Se vuole veramente il bene di queste persone li inviti a fare percorsi come quelli di Courage, che proprio a Torino ha già salvato tante persone, o Luca Di Tolve, non dica loro di rimanere dove stanno perché per far quello non serve il sangue versato da Cristo per loro.

Lei dice che non si è posto il problema delle camere, se singole o doppie, da dare ai partecipanti al suo corso, ma che essendo un convento probabilmente darete solo celle singole. Be’, la informo, se non lo sa, che invece tra due sposi veri l’unione sessuale è uno dei momenti più santi, voluto da Dio, talmente bello che a quell’unione è affidata la generazione di nuove creature, nuovi possibili figli di Dio. Agli sposi veri non solo si potrebbe, anzi si dovrebbe dare una stanza doppia. Lei, manco le basi, proprio.

Mi chiedo se il suo Vescovo, monsignor Cesare Nosiglia, lo sa. Lo sa che lei invita queste coppie ad avere rapporti sessuali stabili e continuativi e necessariamente sempre chiusi alla vita, contrari a tutto quello che Dio ha pensato nel suo disegno di amore per l’uomo? E se lo sa, perché non prende provvedimenti, il Vescovo? Lei sta invitando queste persone a vivere sempre più stabilmente nel loro peccato. Non so se i suoi studi di teologia l’hanno portata a vette troppo alte, tanto da farle dimenticare la prima lezione di catechismo. Il peccato originale è credere di sapere noi da soli cosa sia il bene e cosa sia il male. Per questo siamo nella Chiesa, per essere certi che quello in cui crediamo non sia un parto della nostra fantasia.

Lei dovrebbe prima capire e poi insegnare che il peccato è il nostro male, ci fa soffrire, ci fa sbagliare mira, ci fa rimanere nel nostro vomito, come diceva santa Caterina. E lei ha la responsabilità della felicità e della salvezza eterna di quelle anime. Lei ha studiato e persino insegna teologia, lei non può non sapere. O forse la pensa come il gesuita James Martin, che dice che il Catechismo istiga al suicidio. Non avete capito manco che la legge di Dio è per la felicità dell’uomo? Ma quanto può essere frustrante essere sacerdote, vivere la castità, pensando questo?

Lei dice di essere eterosessuale. Non so, ma anche questa parola è sbagliata. Nessuno può dire di sé né di essere omo né eterosessuale. Siamo persone e basta. E il disegno di Dio è che i suoi figli siano maschio e femmina. Basta. Se per delle ferite o per le misteriose vicende della vita qualcuno si allontana da questo piano, compiendo per questo atti intrinsecamente disordinati (CCC), un vero pastore non invita dei figli di Dio a rimanere nelle loro ferite, ma li aiuta a guarire.

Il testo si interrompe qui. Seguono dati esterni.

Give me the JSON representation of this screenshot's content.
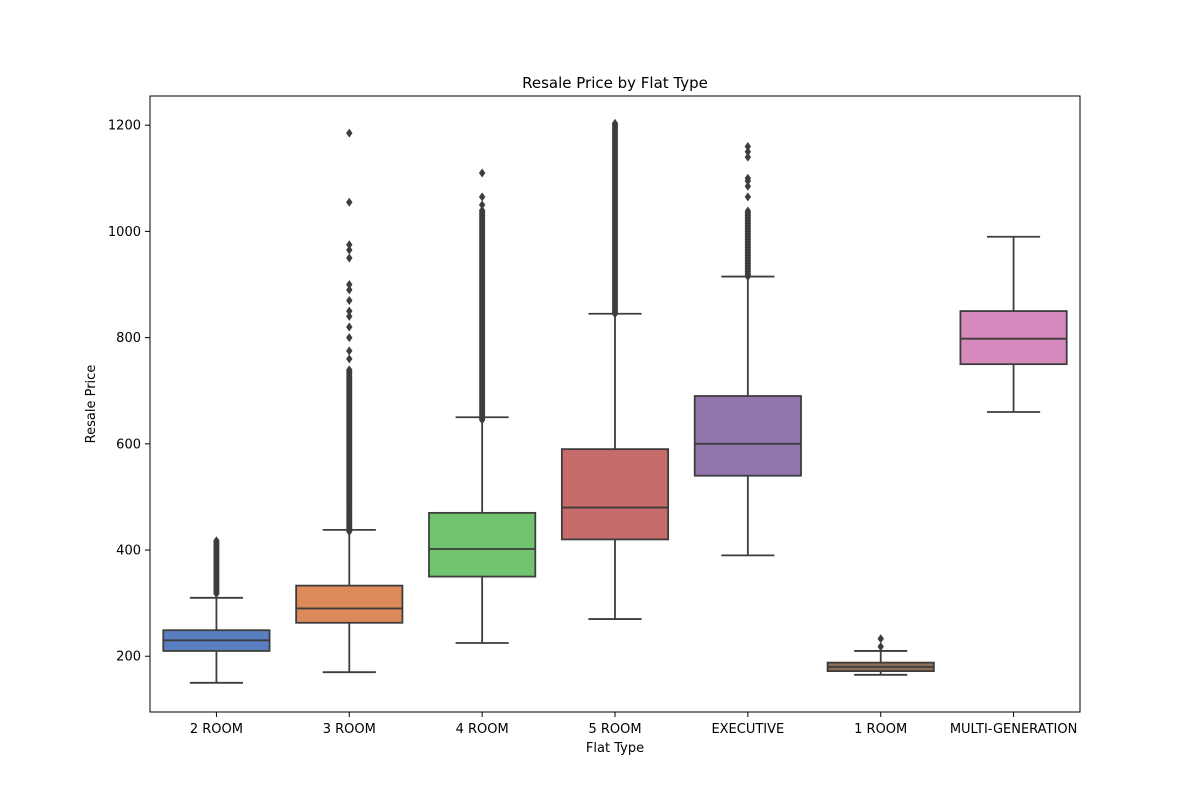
{
  "chart_data": {
    "type": "box",
    "title": "Resale Price by Flat Type",
    "xlabel": "Flat Type",
    "ylabel": "Resale Price",
    "ylim": [
      95,
      1255
    ],
    "yticks": [
      200,
      400,
      600,
      800,
      1000,
      1200
    ],
    "grid": false,
    "categories": [
      "2 ROOM",
      "3 ROOM",
      "4 ROOM",
      "5 ROOM",
      "EXECUTIVE",
      "1 ROOM",
      "MULTI-GENERATION"
    ],
    "boxes": [
      {
        "name": "2 ROOM",
        "color": "#5A7FC0",
        "whisker_low": 150,
        "q1": 210,
        "median": 230,
        "q3": 249,
        "whisker_high": 310,
        "outlier_range": [
          318,
          418
        ],
        "outliers_sparse": []
      },
      {
        "name": "3 ROOM",
        "color": "#DD8A5B",
        "whisker_low": 170,
        "q1": 263,
        "median": 290,
        "q3": 333,
        "whisker_high": 438,
        "outlier_range": [
          435,
          740
        ],
        "outliers_sparse": [
          760,
          775,
          800,
          820,
          840,
          850,
          870,
          890,
          900,
          950,
          965,
          975,
          1055,
          1185
        ]
      },
      {
        "name": "4 ROOM",
        "color": "#72C36E",
        "whisker_low": 225,
        "q1": 350,
        "median": 402,
        "q3": 470,
        "whisker_high": 650,
        "outlier_range": [
          645,
          1040
        ],
        "outliers_sparse": [
          1050,
          1065,
          1110
        ]
      },
      {
        "name": "5 ROOM",
        "color": "#C86B6B",
        "whisker_low": 270,
        "q1": 420,
        "median": 480,
        "q3": 590,
        "whisker_high": 845,
        "outlier_range": [
          845,
          1205
        ],
        "outliers_sparse": []
      },
      {
        "name": "EXECUTIVE",
        "color": "#9276AE",
        "whisker_low": 390,
        "q1": 540,
        "median": 600,
        "q3": 690,
        "whisker_high": 915,
        "outlier_range": [
          915,
          1040
        ],
        "outliers_sparse": [
          1065,
          1085,
          1095,
          1100,
          1140,
          1150,
          1160
        ]
      },
      {
        "name": "1 ROOM",
        "color": "#8D6D53",
        "whisker_low": 165,
        "q1": 172,
        "median": 180,
        "q3": 188,
        "whisker_high": 210,
        "outlier_range": [],
        "outliers_sparse": [
          218,
          233
        ]
      },
      {
        "name": "MULTI-GENERATION",
        "color": "#D589BD",
        "whisker_low": 660,
        "q1": 750,
        "median": 798,
        "q3": 850,
        "whisker_high": 990,
        "outlier_range": [],
        "outliers_sparse": []
      }
    ]
  }
}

Finché non cambia il Catechismo, lei deve obbedire. Oppure lasci il sacerdozio. Il Magistero della Chiesa non è roba sua e non può farne quello che vuole.

Pensa di riempire le chiese, così? Pensa di far salire l’audience? Non mi pare che stia funzionando.

Trovo insopportabile questo modo di cercare di cambiare la dottrina senza averne l’aria: abbia il coraggio di sollevare la questione, faccia cambiare il Catechismo, oppure fondi una sua chiesa. I Carregani. In bocca al lupo.

E da parte di un sacerdote missionario santo che sta dall’altra parte dell’Oceano, le devo recapitare questo messaggio. Lei è uno zitellone. Lei non è innamorato di Cristo. Il suo cuore non è pieno di Lui. È per questo che si cerca le amanti: la teologia, le sue idee, la fama, lo stare sui giornali, non so, non la conosco abbastanza. Il punto è che al centro del suo cuore non c’è Cristo. Riferisco il messaggio di una persona che per la fedeltà alla sua vocazione si è giocato la vita piangendo sangue, convinto che non è tutto uguale, che non va tutto bene, che c’è una legge a spiegarci come siamo fatti. Mi ha detto di dirle che prega per lei.